There are enough guidelines and books about how to use technology in speeches, and we all need to find our own way to use them.

But – how about extending our reach? Why should we limit ourselves to using gadgets in our club speeches?

You can visit and participate in other clubs’ meetings, but you can also use technology to reach out to new audiences, try new media and enjoy the process.

Out of the comfort zone
Some technologies may feel very threatening already in the club atmosphere.
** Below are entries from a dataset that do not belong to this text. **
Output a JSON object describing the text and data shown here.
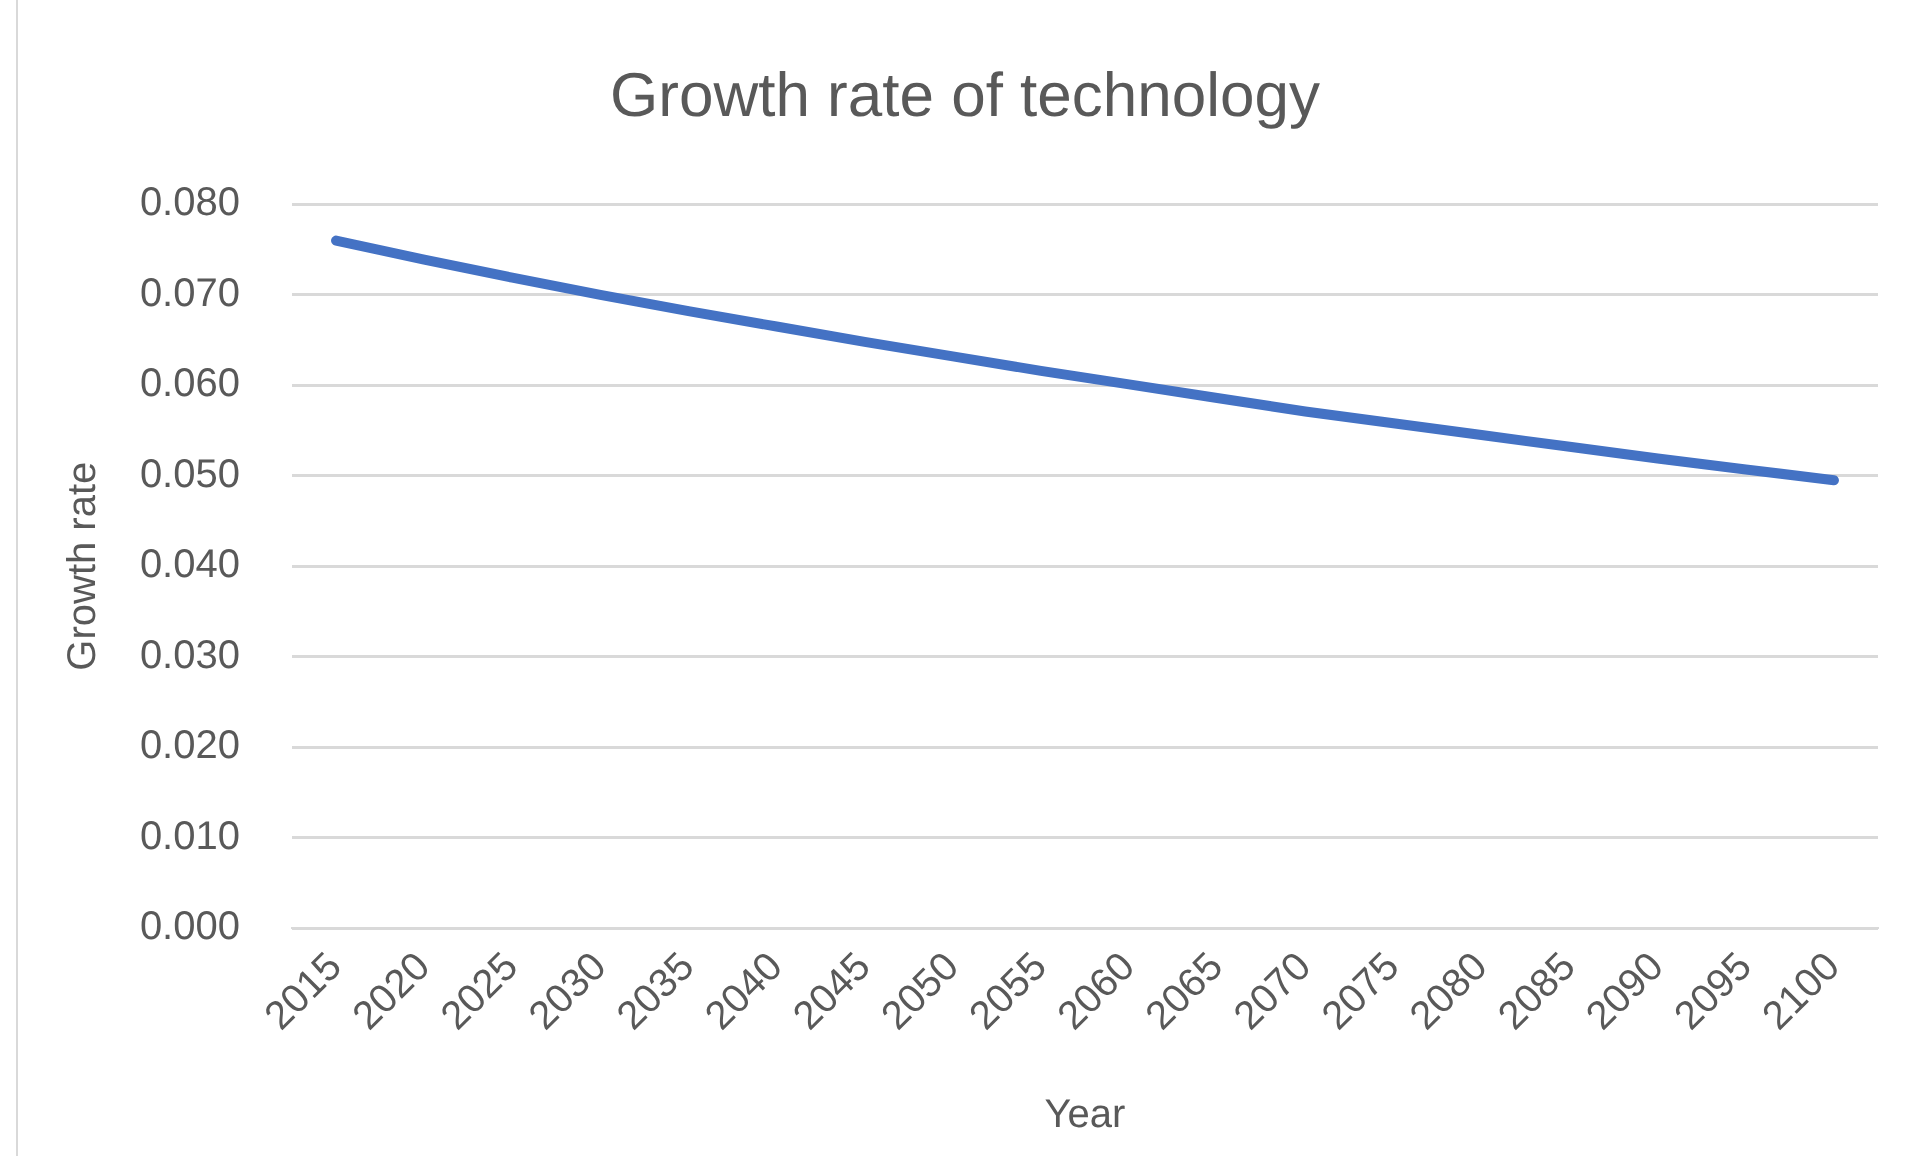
{
  "chart_data": {
    "type": "line",
    "title": "Growth rate of technology",
    "xlabel": "Year",
    "ylabel": "Growth rate",
    "categories": [
      "2015",
      "2020",
      "2025",
      "2030",
      "2035",
      "2040",
      "2045",
      "2050",
      "2055",
      "2060",
      "2065",
      "2070",
      "2075",
      "2080",
      "2085",
      "2090",
      "2095",
      "2100"
    ],
    "series": [
      {
        "color": "#4472c4",
        "values": [
          0.076,
          0.0739,
          0.0719,
          0.07,
          0.0682,
          0.0665,
          0.0648,
          0.0632,
          0.0616,
          0.0601,
          0.0586,
          0.0571,
          0.0558,
          0.0545,
          0.0532,
          0.0519,
          0.0507,
          0.0495
        ]
      }
    ],
    "ylim": [
      0,
      0.08
    ],
    "yticks": [
      {
        "value": 0,
        "label": "0.000"
      },
      {
        "value": 0.01,
        "label": "0.010"
      },
      {
        "value": 0.02,
        "label": "0.020"
      },
      {
        "value": 0.03,
        "label": "0.030"
      },
      {
        "value": 0.04,
        "label": "0.040"
      },
      {
        "value": 0.05,
        "label": "0.050"
      },
      {
        "value": 0.06,
        "label": "0.060"
      },
      {
        "value": 0.07,
        "label": "0.070"
      },
      {
        "value": 0.08,
        "label": "0.080"
      }
    ],
    "grid": "y",
    "marker": "none",
    "line_style": "solid"
  }
}
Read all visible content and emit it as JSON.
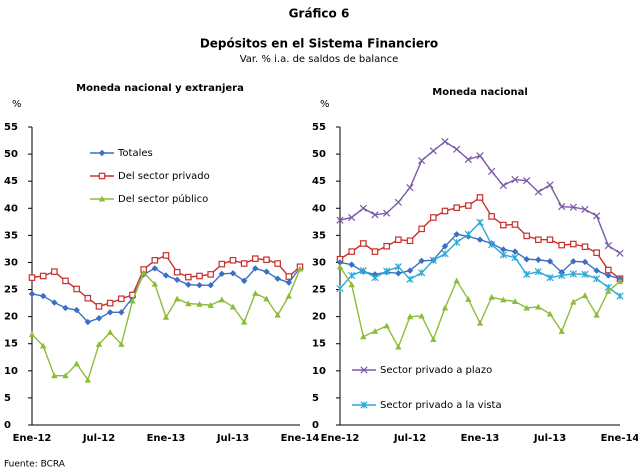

It may be asking a bit too much to try these in the wild.

Here are the reasons why you should try:
1- You are experimenting with new areas, therefore learning
2- You can always remove things / keep them private
3- Ask your mentor if s/he would like to review this extra-curricular speeches

Take the G&T challenge
Don’t run for the drinks cabinet just yet… Take this little test first:

Which areas do you find most challenging? (Look at your past feedback slips)
a) Content and structure
b) Body language
c) Voice variation

Depending what you answered, pick a challenge from the list below to stretch yourself.
a) Content and structure

  • Try using Tony Buzan’s incredible Mind-mapping software. You can download trial software for free.
  • Blogging and more BloggingWhy not try writing an article about your next speech and blogging it on the MSC website.
  • Take some PowerPoint® courses,then prepare a Powerpoint presentation for your next speech.

b) Body language

c) Voice variation

  • Start phlogging (i.e. phone blogging)
  • Create your own podcast (you don’t have to post it on the web!) – get your kit.

Good luck and don’t forget to reward yourself if the technology works. If the gadget fails, you can always have a real G&T anyway!

Full disclosure: The author has been commercially or financially involved with some of the companies and services mentioned above (namely, Microsoft and Qik).